INDONESIA, ISRAEL, DAN FIFA DALAM KONTROVERSI PIALA DUNIA U-20 2023

 

(FIFA via Getty Images/Tom Dulat - FIFA)



        Hari-hari ini warganet ramai memperbincangkan pembatalan drawing Piala Dunia U-20 2023 di Bali, Indonesia. Pembatalan oleh FIFA ini diduga kuat akibat gelombang penolakan terhadap Timnas U-20 Israel untuk bermain di Indonesia pada 10 Mei-11 Juni 2023. Para penolak ini beragam, mulai dari gubernur, politisi, agamawan, dan berbagai ormas.

        Bermacam argumen, narasi, dan provokasi bermunculan. Narasi paling kencang tentu atas dasar yuridis, yaitu mematuhi Konstitusi/UUD 1945 yang menolak penjajahan di atas dunia. Kedua, secara politis, Indonesia selalu konsisten memperjuangkan kemerdekaan Palestina dan meminta dunia internasional agar mematuhi Resolusi Nomor 242 Dewan Keamanan Perserikatan Bangsa-Bangsa (DK-PBB) yang disahkan pada 1967. Resolusi itu mendesak Israel menarik mundur seluruh pasukannya dari tiga wilayah Palestina, yaitu Tepi Barat, Jalur Gaza, dan Jerusalem Timur. Secara politis, Israel adalah negara yang tidak akan pernah diakui eksistensinya oleh negara Indonesia, sampai Israel mengakui kemerdekaan dan kedaulatan negara Palestina.

        Pemerintah Indonesia dan PSSI saat ini menghadapi situasi dilematis. Di satu sisi sebagai tuan rumah Piala Dunia U-20, harus siap menerima dan menjamin keamanan seluruh peserta, termasuk Timnas Israel U-20. Di sisi lain, ada desakan sebagian masyarakat, agar pemerintah menolak kedatangan timnas Israel U-20. Seakan-akan harus memilih antara berkhianat terhadap konstitusi atau siap menanggung segala sanksi apabila Indonesia dianggap gagal menjadi tuan rumah. Rumit, bukan? Seakan tidak ada win-win solution untuk situasi ini, sampai ada warganet yang menulis, “Timnas Israel apa nggak mau mengundurkan diri saja? Turu wae, ra resiko.”

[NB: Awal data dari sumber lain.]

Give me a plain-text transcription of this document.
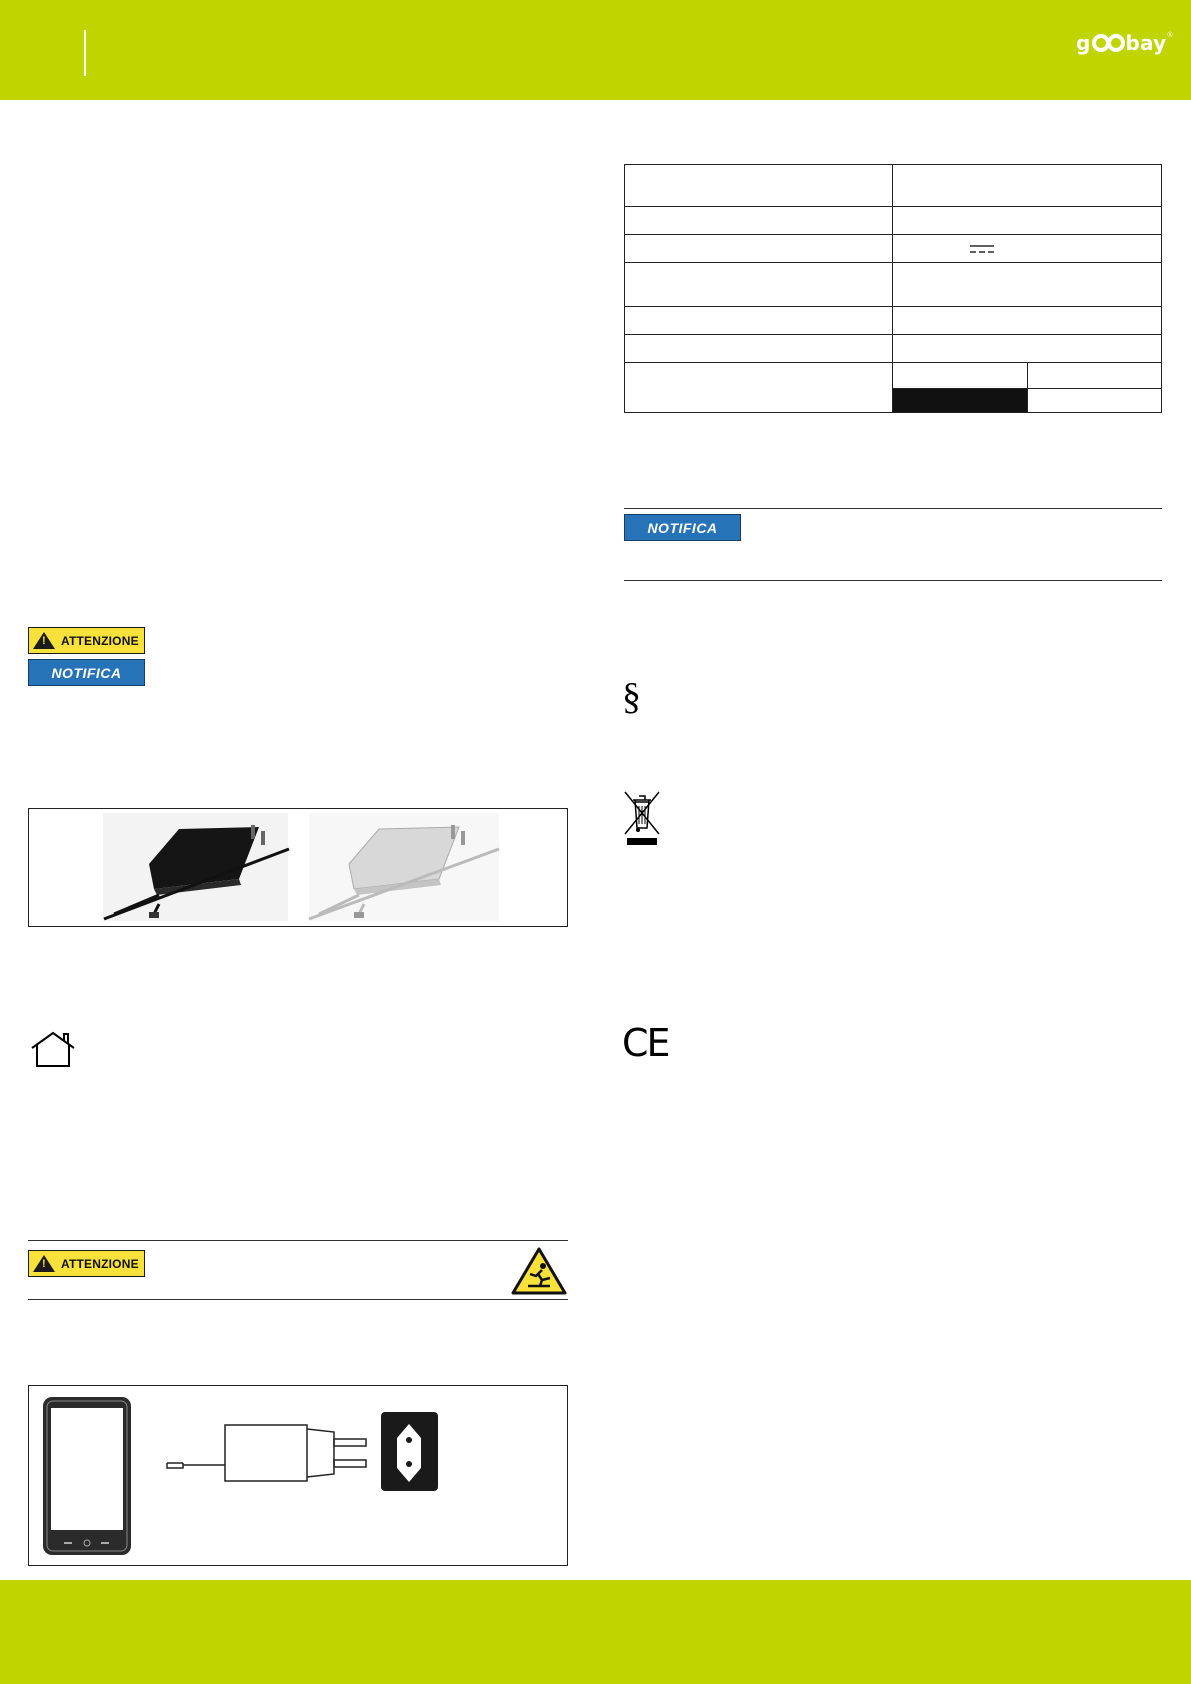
g bay ®
!
ATTENZIONE
NOTIFICA
!
ATTENZIONE

NOTIFICA
§
CE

        Kontroversi kedatangan Timnas Israel ini merupakan salah satu tanda kalau kita nggak siap dan (mungkin) nggak akan pernah siap menjadi tuan rumah event sepakbola dunia. Bagaimana tidak, mitigasi risiko dari Pemerintah dan PSSI patut dipertanyakan. Apalagi kalau dilihat dari respons pejabatnya yang yaaa sudah hafal lah ya… terkesan normatif dan menyepelekan. Menpora pernah bilang kalau perkara ini sudah dibahas sejak 2019. “Semua negara yang lolos Piala Dunia U-20 dipersilakan untuk bermain”. Statement serupa muncul dari Exco PSSI, “Siapapun yang lolos bisa datang.” Termasuk Timnas Israel. Tentu kalian masih ingat betapa ‘enteng’-nya respon pejabat ketika awal pandemi Covid dulu? Hmmm serupa, tapi tak sama.

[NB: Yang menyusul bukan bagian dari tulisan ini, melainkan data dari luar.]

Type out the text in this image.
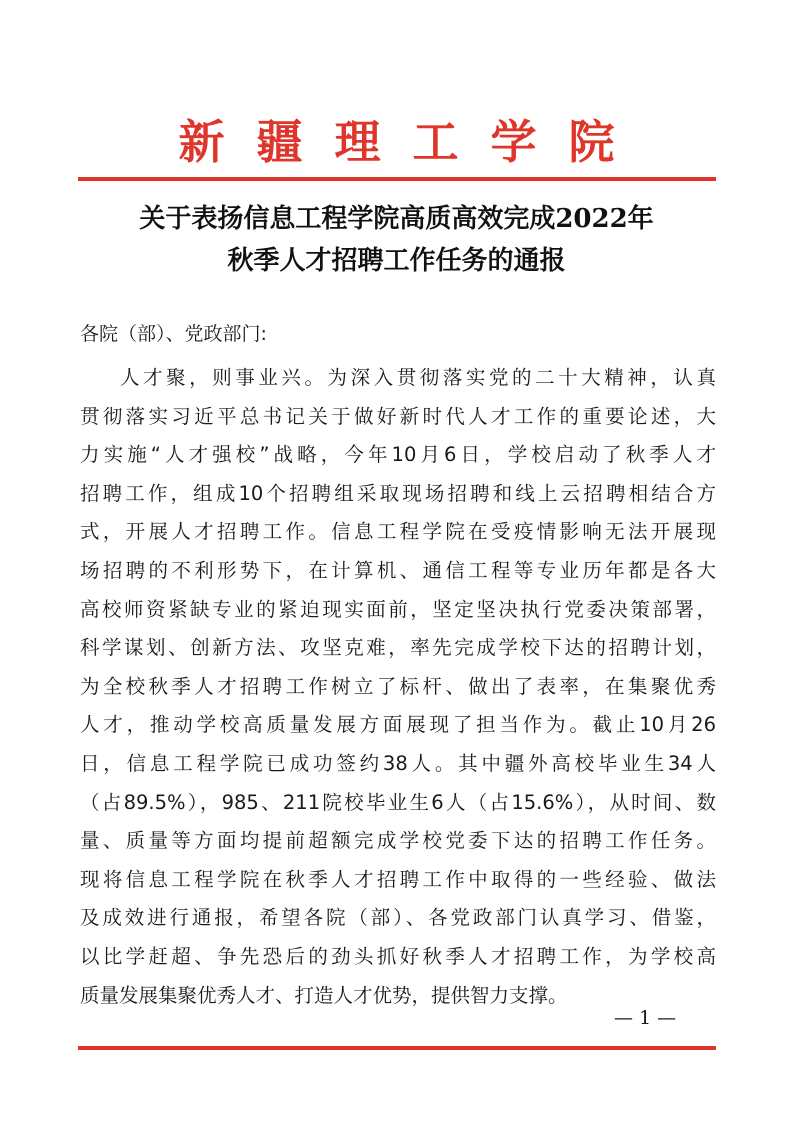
新疆理工学院
关于表扬信息工程学院高质高效完成2022年
秋季人才招聘工作任务的通报
各院（部）、党政部门:
人才聚，则事业兴。为深入贯彻落实党的二十大精神，认真
贯彻落实习近平总书记关于做好新时代人才工作的重要论述，大
力实施“人才强校”战略，今年10月6日，学校启动了秋季人才
招聘工作，组成10个招聘组采取现场招聘和线上云招聘相结合方
式，开展人才招聘工作。信息工程学院在受疫情影响无法开展现
场招聘的不利形势下，在计算机、通信工程等专业历年都是各大
高校师资紧缺专业的紧迫现实面前，坚定坚决执行党委决策部署，
科学谋划、创新方法、攻坚克难，率先完成学校下达的招聘计划，
为全校秋季人才招聘工作树立了标杆、做出了表率，在集聚优秀
人才，推动学校高质量发展方面展现了担当作为。截止10月26
日，信息工程学院已成功签约38人。其中疆外高校毕业生34人
（占89.5%），985、211院校毕业生6人（占15.6%），从时间、数
量、质量等方面均提前超额完成学校党委下达的招聘工作任务。
现将信息工程学院在秋季人才招聘工作中取得的一些经验、做法
及成效进行通报，希望各院（部）、各党政部门认真学习、借鉴，
以比学赶超、争先恐后的劲头抓好秋季人才招聘工作，为学校高
质量发展集聚优秀人才、打造人才优势，提供智力支撑。
— 1 —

      Oh iya, ada juga narasi “pisahkan sepakbola dari politik”. Hmmm lha wong FIFA-nya saja berpolitik kok! FIFA itu ya bermain politik. Tengok saja sikap FIFA pada Rusia. Karena menyerang Ukraina, FIFA menghukumnya sangat berat. Akibat keputusan FIFA-UEFA, timnas Rusia tak bisa menjalani laga playoff Piala Dunia 2022 dan absen di Qatar. Klub Rusia Spartak Moskow juga dicoret dari babak 16 besar Liga Eropa. Hayo, piye? Semakin runyam, bukan?
        
        Sebagai warga negara biasa, saya hanya bisa berharap, ya meski sulit, ada solusi yang mengakomodir dua narasi besar ini. Di satu sisi, kita harus menghargai mereka yang berpegang pada UUD 1945 untuk menolak. Kita pun harus menghargai mereka yang tak ingin mencampuradukan olahraga dan politik. Mungkinkah?

        IOC sudah memberi contoh luar biasa saat Olimpiade Tokyo, 2020 lalu. Karena Rusia dihukum karena invasinya ke Ukraina, maka negara itu dilarang tampil. Rusia sebagai negara dilarang, tapi atletnya tidak. Maka munculah bendera NOC Rusia. Si atlet tetap boleh berlaga, tetapi simbol negara: bendera dan lagu kebangsaannya dilarang. Nah, mungkin ini bisa jadi jalan terbaik. Apalagi duta besar Palestina di Jakarta juga tidak mempermasalahkan sepanjang pandangan politik Indonesia pada Palestina tidak berubah.